5) Yes, there have been other stories where Steve has been evil. There’ve been other stories where he’s been a Nazi/Hydra agent. On one hand, it’s important to acknowledge that this isn’t exactly new, but on the other, the particular fanfare around this event is pretty distasteful. And those were not attempted at a time when racial hatred were already at a recent high, specificlly in the context of addressing that heightened racial hatred. There are people in the US dealing with real repercussions of real hate groups right now, and who very validly are having an emotional and visceral reaction to this. They have a right to. It’s great when privileged people who recognize a problem want to use their platform to educate other privileged people, but they need to think about how that deeply affects the disprivileged people who are also part of their audience and who cannot escape those things in reality. Again, presentation is key.
While this is an important notion to consider, Spencer’s statements seem to indicate that he’s at least aware of current events and the “real repercussions of real hate groups right now.” As a cynical viewer of comics history, I confess, I didn’t see this as anything but the latest shocking!!! story line. Cap has
been appeared to be evil before and he’ll appear to be evil again. And then he’ll be the good guy we all love in between. Conflict is the basis of all storytelling. I’m guessing Spencer and Brevoort saw it as the same thing, and weren’t aware how deep and wide current comics fandom’s focus on the politics of identity runs.
At the same time, when advocates of inclusion are adopting the same tactics as the Tea Party, maybe it’s time to step back and think a little. Did Marvel do something dumb? Maybe. Until the entire idea is explored in more than a single shocking!!! panel, I’m not going to judge it.
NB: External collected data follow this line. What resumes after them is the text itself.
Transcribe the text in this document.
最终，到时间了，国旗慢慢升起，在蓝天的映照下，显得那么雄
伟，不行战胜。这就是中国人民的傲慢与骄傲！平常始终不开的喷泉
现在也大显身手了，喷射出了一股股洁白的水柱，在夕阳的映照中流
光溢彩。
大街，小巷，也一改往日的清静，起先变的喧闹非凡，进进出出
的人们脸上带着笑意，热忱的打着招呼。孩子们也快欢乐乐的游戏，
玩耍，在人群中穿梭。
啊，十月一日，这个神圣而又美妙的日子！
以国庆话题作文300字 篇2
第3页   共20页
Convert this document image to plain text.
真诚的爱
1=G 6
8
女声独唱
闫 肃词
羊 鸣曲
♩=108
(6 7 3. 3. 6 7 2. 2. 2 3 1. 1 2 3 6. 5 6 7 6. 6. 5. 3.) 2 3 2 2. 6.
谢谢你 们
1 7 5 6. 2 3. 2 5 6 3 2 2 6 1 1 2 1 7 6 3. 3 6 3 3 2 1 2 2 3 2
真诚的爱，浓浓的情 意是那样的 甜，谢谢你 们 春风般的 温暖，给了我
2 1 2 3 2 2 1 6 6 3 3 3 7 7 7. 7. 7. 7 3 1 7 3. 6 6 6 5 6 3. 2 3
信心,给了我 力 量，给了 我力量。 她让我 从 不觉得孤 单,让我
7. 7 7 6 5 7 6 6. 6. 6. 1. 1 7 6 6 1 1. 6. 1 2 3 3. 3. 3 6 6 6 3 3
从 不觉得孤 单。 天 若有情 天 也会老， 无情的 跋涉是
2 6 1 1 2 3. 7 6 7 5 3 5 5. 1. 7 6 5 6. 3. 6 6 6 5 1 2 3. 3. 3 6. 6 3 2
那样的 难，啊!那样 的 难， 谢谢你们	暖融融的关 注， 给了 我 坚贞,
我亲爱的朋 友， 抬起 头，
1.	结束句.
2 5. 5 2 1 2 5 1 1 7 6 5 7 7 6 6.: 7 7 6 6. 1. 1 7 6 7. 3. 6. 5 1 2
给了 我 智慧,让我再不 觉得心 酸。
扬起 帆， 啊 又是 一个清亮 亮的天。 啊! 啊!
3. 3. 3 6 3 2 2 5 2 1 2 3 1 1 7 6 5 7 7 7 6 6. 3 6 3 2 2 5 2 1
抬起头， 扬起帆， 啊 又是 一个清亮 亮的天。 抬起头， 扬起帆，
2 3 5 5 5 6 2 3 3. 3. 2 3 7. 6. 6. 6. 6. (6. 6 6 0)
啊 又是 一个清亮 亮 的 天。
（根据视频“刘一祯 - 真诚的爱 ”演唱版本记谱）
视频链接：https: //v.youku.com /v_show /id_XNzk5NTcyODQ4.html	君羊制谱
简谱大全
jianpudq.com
On a larger level, Marvel is totally winning! They’re getting the kind of publicity and attention that a million dollars can’t buy. They won. Hate and Hydra beat hope and optimism yet again. I’ve expressed this opinion in the past and been told I’m trying to “silence voices.” I’m certainly not. You can be as upset, outraged or offended as you want and the quality of the think pieces written about this is already impressive. But I also have the right to express my opinion and to find fault with the actual, as opposed to ideal, outcome. Or at least, I think I do.
And by trend reports, outrage over Marvel has totally beaten DC’s turn to hope love and optimism. So the one tangible result of all of this will be that Marvel and DC go right back to hate, shock and pain. You voted with your attention and hate won.
My suggestion? Boycott Marvel AND DC and go read Love and Rockets instead. You’ll be glad.